Americans have become the commodity in their own health care system. A patient has gone from being a person who has a relationship with a doctor to a sheep who is parked, with the corporate medical world making money with every move. Gone are the days of a doctor making rounds to the hospital in the morning, seeing patients in the office, following them into the nursing home, and making home visits at the end of their trip.
“Care” has now become a fragmented network of hospitalists, resuscitators, and mid-level care that far reflects the relationships that were the foundation of the American medical system just 20 years ago.
What is the most substantial impact of this fragmented care? No provider is the only fully accountable caregiver. Medicine has become the great transference, without anyone seeing the full picture of the person in front of them. Patients have become a conglomerate of bodily systems and body parts to be repaired or treated in a fragmented fashion, reminiscent of an assembly line.
Imagine for a moment that you are a patient and going to the emergency room for an acute problem. There the staff just have to verify that you don’t expire within 24 hours, and off you go. If the risk is too high, they will hand you over to the hospitalist who will greet you, but if your condition worsens, there is often another transfer to a resuscitator who manages the ICU. If more than one or two organ systems are affected, sub-specialists will come and examine the computer (rarely the human) to see if the electronic medical record numbers are in their wheelhouse.
Gone are the days of the emergency room doctor going to the intensive care unit the next day to discuss the condition of his other patients with the attending physician and confirm the ultimate diagnoses. Gone are the days when the attending physician saw patients throughout their hospital journey and remained responsible for them upon discharge.
Technical advances – while aimed at improving diagnosis, treatment, and cure – have simultaneously distanced physicians from physicians of other specialties that were once so closely linked. When the X-rays and CT scans were all filmed, doctors would go to the X-ray department (imagine it!) Where I worked every day, and shoot their patients’ films from the night before. Here, physicians of all specialties would often corner our radiologists to discuss the case, review the films together, and both would then see the nuances of the patient from the outside and the inside. The pathologist was also a few meters down a hallway, where questions about the biopsy samples could be discussed. Should we do a different study? Is there any limitation of this stain on the test results? The questions and the dialogue were woven with the patient at heart.
Home care was also the responsibility of the primary care physician, who made rounds, took phone calls, wrote prescriptions and spoke with family. Now, many nursing homes do not have an on-site provider, and for some, the facility’s medical director is in an entirely different state. A separate corporate system has sprouted like a weed and has taken over as a remote “medical director of the case” for nursing homes where there are too few staff and “standing orders” are in place. an automated way to deal with any particular problem that may arise to minimize any thought or analysis of the problem.

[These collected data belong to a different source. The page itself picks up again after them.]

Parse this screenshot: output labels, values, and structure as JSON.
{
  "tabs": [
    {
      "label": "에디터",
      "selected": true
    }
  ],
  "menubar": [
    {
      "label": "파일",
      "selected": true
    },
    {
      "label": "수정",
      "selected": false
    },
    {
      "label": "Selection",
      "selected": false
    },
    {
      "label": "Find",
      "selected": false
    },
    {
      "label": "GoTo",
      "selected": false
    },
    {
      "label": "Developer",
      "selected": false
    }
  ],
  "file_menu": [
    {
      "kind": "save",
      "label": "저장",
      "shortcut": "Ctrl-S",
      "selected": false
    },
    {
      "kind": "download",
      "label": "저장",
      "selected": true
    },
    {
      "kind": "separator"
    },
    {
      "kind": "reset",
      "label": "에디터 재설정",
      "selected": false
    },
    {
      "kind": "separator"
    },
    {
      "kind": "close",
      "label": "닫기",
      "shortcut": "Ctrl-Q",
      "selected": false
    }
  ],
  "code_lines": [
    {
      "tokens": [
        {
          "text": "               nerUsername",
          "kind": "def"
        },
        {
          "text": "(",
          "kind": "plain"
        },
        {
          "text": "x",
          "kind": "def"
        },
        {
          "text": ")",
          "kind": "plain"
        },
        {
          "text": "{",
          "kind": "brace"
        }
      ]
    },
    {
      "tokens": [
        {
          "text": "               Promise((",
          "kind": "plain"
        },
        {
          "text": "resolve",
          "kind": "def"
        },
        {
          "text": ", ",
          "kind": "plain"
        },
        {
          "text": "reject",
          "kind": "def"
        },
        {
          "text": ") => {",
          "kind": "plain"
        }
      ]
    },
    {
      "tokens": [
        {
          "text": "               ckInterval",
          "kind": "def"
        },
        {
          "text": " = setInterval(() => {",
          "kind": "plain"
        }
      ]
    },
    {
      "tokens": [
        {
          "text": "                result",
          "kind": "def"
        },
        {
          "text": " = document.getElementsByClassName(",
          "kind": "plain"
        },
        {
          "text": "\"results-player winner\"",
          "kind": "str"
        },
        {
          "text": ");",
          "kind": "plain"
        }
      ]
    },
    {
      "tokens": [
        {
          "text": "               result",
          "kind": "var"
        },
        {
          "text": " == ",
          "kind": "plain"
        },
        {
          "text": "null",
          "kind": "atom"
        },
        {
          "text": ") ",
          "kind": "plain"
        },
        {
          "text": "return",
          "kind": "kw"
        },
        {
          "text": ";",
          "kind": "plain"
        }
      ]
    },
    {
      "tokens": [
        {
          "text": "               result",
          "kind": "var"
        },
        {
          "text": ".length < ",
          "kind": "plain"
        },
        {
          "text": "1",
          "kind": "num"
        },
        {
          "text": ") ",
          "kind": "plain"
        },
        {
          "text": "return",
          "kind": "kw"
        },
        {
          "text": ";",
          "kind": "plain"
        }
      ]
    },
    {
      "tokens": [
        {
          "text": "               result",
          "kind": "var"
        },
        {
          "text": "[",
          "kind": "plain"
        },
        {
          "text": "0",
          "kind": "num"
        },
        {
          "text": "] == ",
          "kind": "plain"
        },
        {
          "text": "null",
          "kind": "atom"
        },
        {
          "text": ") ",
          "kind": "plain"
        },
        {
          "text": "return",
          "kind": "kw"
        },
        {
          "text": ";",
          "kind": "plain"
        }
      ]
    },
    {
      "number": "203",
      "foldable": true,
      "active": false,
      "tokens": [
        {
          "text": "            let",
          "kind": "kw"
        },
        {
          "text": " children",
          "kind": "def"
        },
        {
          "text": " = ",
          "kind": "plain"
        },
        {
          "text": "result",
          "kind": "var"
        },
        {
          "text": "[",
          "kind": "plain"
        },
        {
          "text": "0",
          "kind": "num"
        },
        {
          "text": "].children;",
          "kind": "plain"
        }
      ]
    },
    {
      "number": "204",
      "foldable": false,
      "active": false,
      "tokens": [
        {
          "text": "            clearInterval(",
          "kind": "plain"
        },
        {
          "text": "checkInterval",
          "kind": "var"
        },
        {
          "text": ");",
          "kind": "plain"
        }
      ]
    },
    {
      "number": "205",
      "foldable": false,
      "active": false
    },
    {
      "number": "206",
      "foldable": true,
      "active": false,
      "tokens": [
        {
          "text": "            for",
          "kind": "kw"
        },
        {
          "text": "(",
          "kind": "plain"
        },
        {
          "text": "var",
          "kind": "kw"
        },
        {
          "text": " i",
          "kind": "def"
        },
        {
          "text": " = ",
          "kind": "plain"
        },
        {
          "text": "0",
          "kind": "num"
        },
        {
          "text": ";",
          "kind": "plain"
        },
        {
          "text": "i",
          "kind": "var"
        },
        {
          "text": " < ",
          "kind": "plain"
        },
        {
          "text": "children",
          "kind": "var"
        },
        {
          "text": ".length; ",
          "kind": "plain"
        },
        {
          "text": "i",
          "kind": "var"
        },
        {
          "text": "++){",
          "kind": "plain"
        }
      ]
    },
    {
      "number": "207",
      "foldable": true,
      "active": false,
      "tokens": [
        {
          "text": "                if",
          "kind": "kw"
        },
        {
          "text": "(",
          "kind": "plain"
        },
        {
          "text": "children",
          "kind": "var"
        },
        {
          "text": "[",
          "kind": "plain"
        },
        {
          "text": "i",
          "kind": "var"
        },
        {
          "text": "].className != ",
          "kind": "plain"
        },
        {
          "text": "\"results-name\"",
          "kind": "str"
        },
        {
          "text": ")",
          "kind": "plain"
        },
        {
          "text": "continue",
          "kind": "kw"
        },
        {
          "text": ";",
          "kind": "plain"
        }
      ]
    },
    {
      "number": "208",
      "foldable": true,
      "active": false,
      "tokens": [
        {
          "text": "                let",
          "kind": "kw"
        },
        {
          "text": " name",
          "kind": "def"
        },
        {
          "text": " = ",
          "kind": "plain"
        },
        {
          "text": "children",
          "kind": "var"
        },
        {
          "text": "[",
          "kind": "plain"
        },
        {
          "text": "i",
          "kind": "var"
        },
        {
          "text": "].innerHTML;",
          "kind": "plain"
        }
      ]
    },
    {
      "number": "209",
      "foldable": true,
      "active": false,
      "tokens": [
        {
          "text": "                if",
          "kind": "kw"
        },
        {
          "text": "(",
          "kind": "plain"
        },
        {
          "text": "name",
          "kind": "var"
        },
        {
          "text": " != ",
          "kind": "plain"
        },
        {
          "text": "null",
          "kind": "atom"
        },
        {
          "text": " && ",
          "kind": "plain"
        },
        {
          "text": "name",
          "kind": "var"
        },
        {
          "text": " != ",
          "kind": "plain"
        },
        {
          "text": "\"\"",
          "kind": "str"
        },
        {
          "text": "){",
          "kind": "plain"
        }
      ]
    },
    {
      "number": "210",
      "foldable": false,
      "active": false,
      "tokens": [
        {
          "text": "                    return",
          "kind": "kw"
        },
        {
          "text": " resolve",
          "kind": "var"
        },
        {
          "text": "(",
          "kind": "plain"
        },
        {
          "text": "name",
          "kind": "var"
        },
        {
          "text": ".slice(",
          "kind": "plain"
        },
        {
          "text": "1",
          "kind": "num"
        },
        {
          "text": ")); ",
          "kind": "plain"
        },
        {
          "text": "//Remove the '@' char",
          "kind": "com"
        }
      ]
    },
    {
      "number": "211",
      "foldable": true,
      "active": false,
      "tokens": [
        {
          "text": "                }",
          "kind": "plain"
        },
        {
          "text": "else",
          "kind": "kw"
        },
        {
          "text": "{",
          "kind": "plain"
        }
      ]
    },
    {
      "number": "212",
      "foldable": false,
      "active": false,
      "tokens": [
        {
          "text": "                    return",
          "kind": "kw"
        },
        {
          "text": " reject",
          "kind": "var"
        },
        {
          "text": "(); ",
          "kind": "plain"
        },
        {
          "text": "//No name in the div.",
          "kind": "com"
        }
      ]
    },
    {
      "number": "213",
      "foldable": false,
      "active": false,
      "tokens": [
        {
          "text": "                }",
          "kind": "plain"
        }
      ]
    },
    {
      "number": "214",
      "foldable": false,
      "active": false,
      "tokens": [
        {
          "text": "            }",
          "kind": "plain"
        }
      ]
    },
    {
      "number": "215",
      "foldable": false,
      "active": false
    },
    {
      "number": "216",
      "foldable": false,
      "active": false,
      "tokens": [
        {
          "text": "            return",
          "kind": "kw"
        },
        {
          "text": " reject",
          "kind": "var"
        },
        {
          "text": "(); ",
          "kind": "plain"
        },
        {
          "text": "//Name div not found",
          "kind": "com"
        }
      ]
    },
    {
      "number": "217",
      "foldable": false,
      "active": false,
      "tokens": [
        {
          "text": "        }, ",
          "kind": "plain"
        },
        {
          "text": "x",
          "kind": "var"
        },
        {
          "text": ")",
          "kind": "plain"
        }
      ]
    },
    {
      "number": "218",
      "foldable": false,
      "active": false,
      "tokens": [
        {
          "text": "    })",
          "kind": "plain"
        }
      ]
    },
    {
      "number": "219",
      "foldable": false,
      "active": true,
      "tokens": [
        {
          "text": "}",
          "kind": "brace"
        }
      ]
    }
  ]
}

We have paid a heavy price for drugs that are both “at your fingertips” and broken and fragmented. Supporters will point out the “best practice tips” and “steps” as our electronic medical records scroll across the screen at breakneck speed. It doesn’t matter if you know that Ms Smith’s emotional eating is driven by her grief for her son’s addiction problem and her 14-year-old cat that she recently shot. All that matters is that you give her approved diabetes medication and have her hemoglobin a1c reached.
We no longer have a system that values attention to the person. We have a system that values a database that can be exploited for profit and publication. Electronic medical record systems weren’t designed for patient care, but for billing and legal risk mitigation. Plus, today’s young vendors don’t know anything about generating orders in their minds and then putting them on paper. The computer provides (often inaccurate) suggestions with every click for dosage, drug options, and diagnostic tests. It took years for our own system to stop giving lactation warnings to my 90 year old patients. When ransomware hits a medical system, vendors must scramble to learn how to generate orders and doses without a computer prompting them.

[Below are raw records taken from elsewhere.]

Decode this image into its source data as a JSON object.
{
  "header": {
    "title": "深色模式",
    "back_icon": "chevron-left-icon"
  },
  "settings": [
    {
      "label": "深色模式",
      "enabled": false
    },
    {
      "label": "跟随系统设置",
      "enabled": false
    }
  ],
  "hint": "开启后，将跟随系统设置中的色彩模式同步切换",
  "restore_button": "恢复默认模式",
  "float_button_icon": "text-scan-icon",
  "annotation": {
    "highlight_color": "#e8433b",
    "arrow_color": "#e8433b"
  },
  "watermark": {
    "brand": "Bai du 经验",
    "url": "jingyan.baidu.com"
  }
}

Often in medicine there is an invisible pendulum that swings in wide arcs. It has a strange resonance to the story of Edgar Allen Poe, with the patient at the edge of the slide. Our automation and convenience come at a price. As our country grapples with obesity, depression, anxiety and drug addiction, we must seek to reconnect with those in our care. You have to resist the urge to “click on the box” and remember to look up at the person.
Unfortunately, the engines of the corporate medical system are no longer physicians. We are at the mercy of overlapping federal and state bureaucracies with big data companies and the pharmaceutical industry. They are all present with you in the doctor’s office, manifested by the sound of the endless clicking, reflected in the light of the computer screen. Every day I miss the paper file, the simple file that never got between me and the patient, who not once told me how to improve someone and just allowed me to practice the art of medicine.
Kathleen A. Hallinan, MD, MPH, is an internal medicine specialist in Corning, New York, and a graduate of the American Board of Obesity Medicine.